Такого острого желания обладать женщиной я давно не испытывал. Не в силах сдержать эмоции, я, буквально как подросток, терзал под шубой ее мягкую, нежную плоть, да еще, как вурдалак, скрипел зубами. Все это в свою очередь так завело Александру Михайловну, что и она за компанию начала прерывисто стонать и дала полную волю своим рукам.
- Какой ты необузданный! - шептала она, подставляя лицо и тело моим рукам и губам. - Это волшебство! А ты знаешь, что я замужем? - совершенно, по моему мнению, ни к месту, вдруг спросила она.
- Догадываюсь, - ответил я, - мне называли твою девичью фамилию, кажется Домонтович? А что это меняет?
- Я не живу с мужем, - не отвечая на мой вопрос, сказала она, - но у меня есть другой близкий человек…
- Только один? - чуть не ляпнул я, отвлекаясь от упоительного блаженства предощущения обладания, однако вовремя поймал себя за язык. - И кто это?
- Он замечательный человек, его зовут Александр Саткевич.
- Он что, сейчас в имении? - с тревогой спросил я. Любовный треугольник в данный момент меня никак не прельщал.
- Нет, Александр в Петербурге. Он служит в Генеральном штабе, - задумчиво ответила Александра Михайловна, и я почувствовал, что она внутренне и физически от меня отстранилась. - Он хочет, чтобы я развелась с мужем и вышла за него. Меня это очень волнует…
- Что именно? - спросил я без особого интереса к теме ее личной жизни. Меня в тот момент больше волновали низменные страсти, а не моральные и семейные проблемы. Александра отодвинулась и откинула голову на спинку мягкого сиденья. Мне пришлось отпустить ее и включиться в беседу.

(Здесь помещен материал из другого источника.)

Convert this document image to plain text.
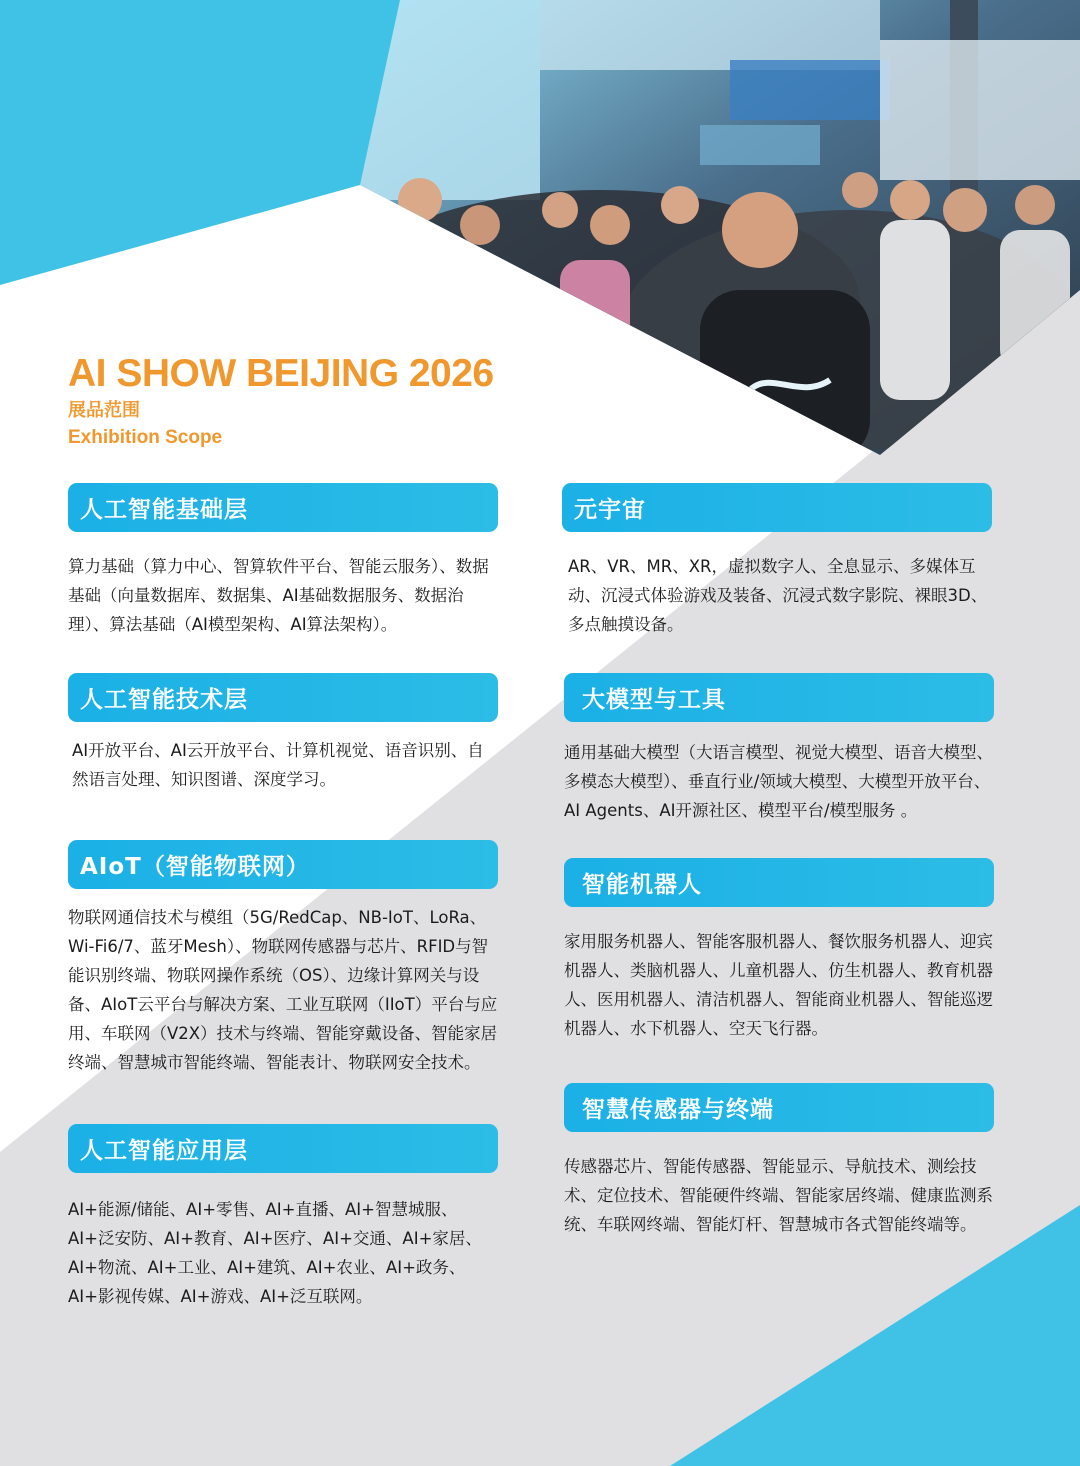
AI SHOW BEIJING 2026
展品范围
Exhibition Scope
人工智能基础层
算力基础（算力中心、智算软件平台、智能云服务）、数据基础（向量数据库、数据集、AI基础数据服务、数据治理）、算法基础（AI模型架构、AI算法架构）。
人工智能技术层
AI开放平台、AI云开放平台、计算机视觉、语音识别、自然语言处理、知识图谱、深度学习。
AIoT（智能物联网）
物联网通信技术与模组（5G/RedCap、NB-IoT、LoRa、Wi-Fi6/7、蓝牙Mesh）、物联网传感器与芯片、RFID与智能识别终端、物联网操作系统（OS）、边缘计算网关与设备、AIoT云平台与解决方案、工业互联网（IIoT）平台与应用、车联网（V2X）技术与终端、智能穿戴设备、智能家居终端、智慧城市智能终端、智能表计、物联网安全技术。
人工智能应用层
AI+能源/储能、AI+零售、AI+直播、AI+智慧城服、AI+泛安防、AI+教育、AI+医疗、AI+交通、AI+家居、AI+物流、AI+工业、AI+建筑、AI+农业、AI+政务、AI+影视传媒、AI+游戏、AI+泛互联网。
元宇宙
AR、VR、MR、XR，虚拟数字人、全息显示、多媒体互动、沉浸式体验游戏及装备、沉浸式数字影院、裸眼3D、多点触摸设备。
大模型与工具
通用基础大模型（大语言模型、视觉大模型、语音大模型、多模态大模型）、垂直行业/领域大模型、大模型开放平台、AI Agents、AI开源社区、模型平台/模型服务 。
智能机器人
家用服务机器人、智能客服机器人、餐饮服务机器人、迎宾机器人、类脑机器人、儿童机器人、仿生机器人、教育机器人、医用机器人、清洁机器人、智能商业机器人、智能巡逻机器人、水下机器人、空天飞行器。
智慧传感器与终端
传感器芯片、智能传感器、智能显示、导航技术、测绘技术、定位技术、智能硬件终端、智能家居终端、健康监测系统、车联网终端、智能灯杆、智慧城市各式智能终端等。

- Ты не хочешь разводиться?
- У нас все так сложно получается. Я хотела, чтобы он женился на моей подруге Зое Шадурской, - говорила она. - Зоя такое чудо! Мы даже начали жить вчетвером, коммуной, и…
Сначала я подумал, что Александра Михайловна говорит о шведской семье, но сообразил, что для ее времени такое слишком круто, и спросил другое:
- И ты сама влюбилась в этого Саткевича?
- Откуда ты знаешь? - поразилась она.
- Догадался, - не очень любезно ответил я. Говорить в ответственный момент, когда мои руки увлеченно обследовали "новые владения", о старых привязанностях со стороны Коллонтай было не очень тактично. Она не обратила внимание на мой тон и продолжила облегчать душу:
- Да, я полюбила Сашу, но не могу оставить и Володю.
- Откуда взялся еще и Володя?
- Володя - это мой муж, Владимир Коллонтай.
- А…. - только и нашелся протянуть я. Получалось, что я в этой компании вообще сам четвертый.